Could the Japan department store industry be in for the same kind of seismic decline as has happened in the US? There, a large slice of the department store segment has become uncompetitive – irrelevant is probably a better word – and store closings and bankruptcies have been rife in recent years. Just in the past few years, Lord & Taylor has closed all its stores, Sears has closed most of them, and J.C. Penney and Macy’s about one-third of theirs. No chain has been immune to the carnage and in the next few years it is highly probable that another one-third of the remaining stores will disappear.
To be fair, US department store chains saw the writing on the wall years ago and did take steps to align themselves better with consumer trends. Perhaps the most important step was the introduction of smaller, off-price formats, which proliferated in open-air shopping centres and freestanding locations in CBDs and became extremely popular as entry-level brand access points for more budget-conscious consumers.

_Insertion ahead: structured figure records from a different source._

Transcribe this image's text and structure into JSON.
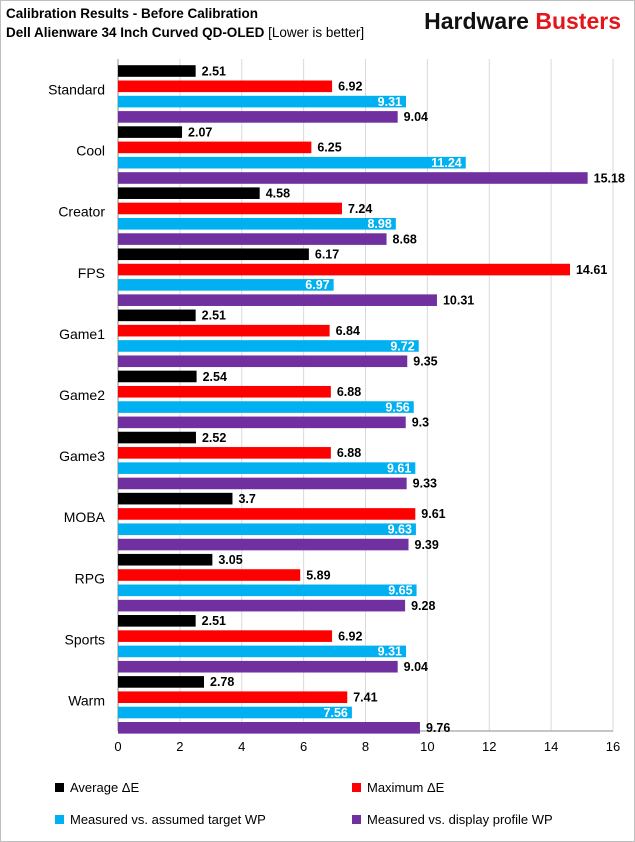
{
  "title": "Calibration Results - Before Calibration",
  "subtitle_bold": "Dell Alienware 34 Inch Curved QD-OLED",
  "subtitle_note": "[Lower is better]",
  "brand": {
    "part1": "Hardware",
    "part2": "Busters"
  },
  "colors": {
    "average": "#000000",
    "maximum": "#ff0000",
    "target_wp": "#00b0f0",
    "profile_wp": "#7030a0",
    "grid": "#d9d9d9"
  },
  "legend": {
    "average": "Average ΔE",
    "maximum": "Maximum ΔE",
    "target_wp": "Measured vs. assumed target WP",
    "profile_wp": "Measured vs. display profile WP"
  },
  "chart_data": {
    "type": "bar",
    "orientation": "horizontal",
    "title": "Calibration Results - Before Calibration",
    "subtitle": "Dell Alienware 34 Inch Curved QD-OLED [Lower is better]",
    "xlim": [
      0,
      16
    ],
    "xticks": [
      0,
      2,
      4,
      6,
      8,
      10,
      12,
      14,
      16
    ],
    "grid": true,
    "legend_position": "bottom",
    "categories": [
      "Standard",
      "Cool",
      "Creator",
      "FPS",
      "Game1",
      "Game2",
      "Game3",
      "MOBA",
      "RPG",
      "Sports",
      "Warm"
    ],
    "series": [
      {
        "name": "Average ΔE",
        "key": "average",
        "values": [
          2.51,
          2.07,
          4.58,
          6.17,
          2.51,
          2.54,
          2.52,
          3.7,
          3.05,
          2.51,
          2.78
        ],
        "labels": [
          "2.51",
          "2.07",
          "4.58",
          "6.17",
          "2.51",
          "2.54",
          "2.52",
          "3.7",
          "3.05",
          "2.51",
          "2.78"
        ]
      },
      {
        "name": "Maximum ΔE",
        "key": "maximum",
        "values": [
          6.92,
          6.25,
          7.24,
          14.61,
          6.84,
          6.88,
          6.88,
          9.61,
          5.89,
          6.92,
          7.41
        ],
        "labels": [
          "6.92",
          "6.25",
          "7.24",
          "14.61",
          "6.84",
          "6.88",
          "6.88",
          "9.61",
          "5.89",
          "6.92",
          "7.41"
        ]
      },
      {
        "name": "Measured vs. assumed target WP",
        "key": "target_wp",
        "values": [
          9.31,
          11.24,
          8.98,
          6.97,
          9.72,
          9.56,
          9.61,
          9.63,
          9.65,
          9.31,
          7.56
        ],
        "labels": [
          "9.31",
          "11.24",
          "8.98",
          "6.97",
          "9.72",
          "9.56",
          "9.61",
          "9.63",
          "9.65",
          "9.31",
          "7.56"
        ]
      },
      {
        "name": "Measured vs. display profile WP",
        "key": "profile_wp",
        "values": [
          9.04,
          15.18,
          8.68,
          10.31,
          9.35,
          9.3,
          9.33,
          9.39,
          9.28,
          9.04,
          9.76
        ],
        "labels": [
          "9.04",
          "15.18",
          "8.68",
          "10.31",
          "9.35",
          "9.3",
          "9.33",
          "9.39",
          "9.28",
          "9.04",
          "9.76"
        ]
      }
    ]
  }
}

But now, even the off-price format is taking a hit. In recent days, another shudder through the industry emanated from the US. Nordstrom, one of the country’s most iconic upscale department store chains, announced the closing of two units in downtown San Francisco: the mainstream mall anchor store at Westfield San Francisco and the freestanding off-price Nordstrom Rack on Market Street. To some extent, the closings reflect the same broad changes in consumer shopping behaviour that have plagued the department store industry in recent years. But the closures in San Francisco also reflect a rising crime problem that is causing safety fears – both real and imagined – among customers and retailers in downtown San Francisco. This is not particularly relevant to Japan, where the crime rate is still relatively low.
How small will the industry become in Japan?

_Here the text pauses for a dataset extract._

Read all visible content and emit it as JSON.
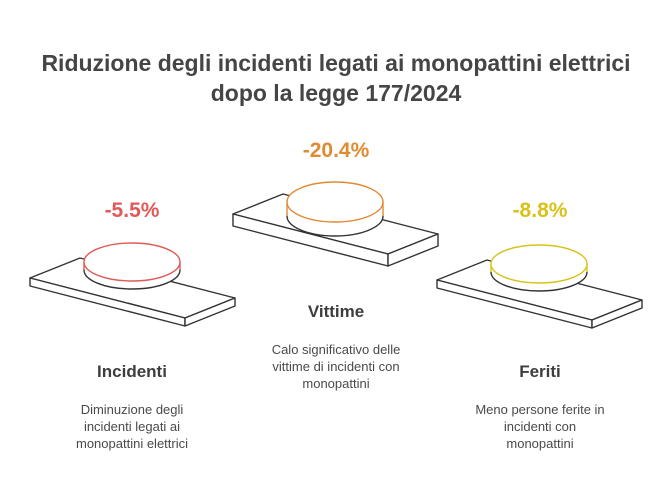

Let’s take the three big aforementioned department store chains – Takashimaya, Isetan Mitsukoshi and J. Front Retailing – which collectively operate 44 stores. Of these, about 12, or a little more than a quarter, are on the margin of viability and don’t have a long-term future. Bear in mind that these stores belong to the strongest department store chains in Japan, so scaling that up to the industry as a whole, it is not unreasonable to expect about 60 more stores to disappear by the end of this decade. That would bring the number down from its current 190 to about 130.
If department stores in Japan were to shutter on the same scale as those in the US, however, the number could drop to a hundred or so by the end of the decade, or about half the current number.
Cataclysmic as that may seem, such closures could be interpreted as a healthy thing: by getting rid of marginally viable or outright unprofitable stores, the industry survivors would be stronger. This is a small part of the reason for the increase in store productivity between this year and last. There is no getting around the fact that the issues facing department stores – a retail format well over 100 years old – are not just the kind of transient ones that come and go with consumer spending cycles.
For now though, department stores in Japan, particularly the flagships in Tokyo and other big cities, are enjoying their mini-comeback from Covid. Let’s celebrate that while it lasts.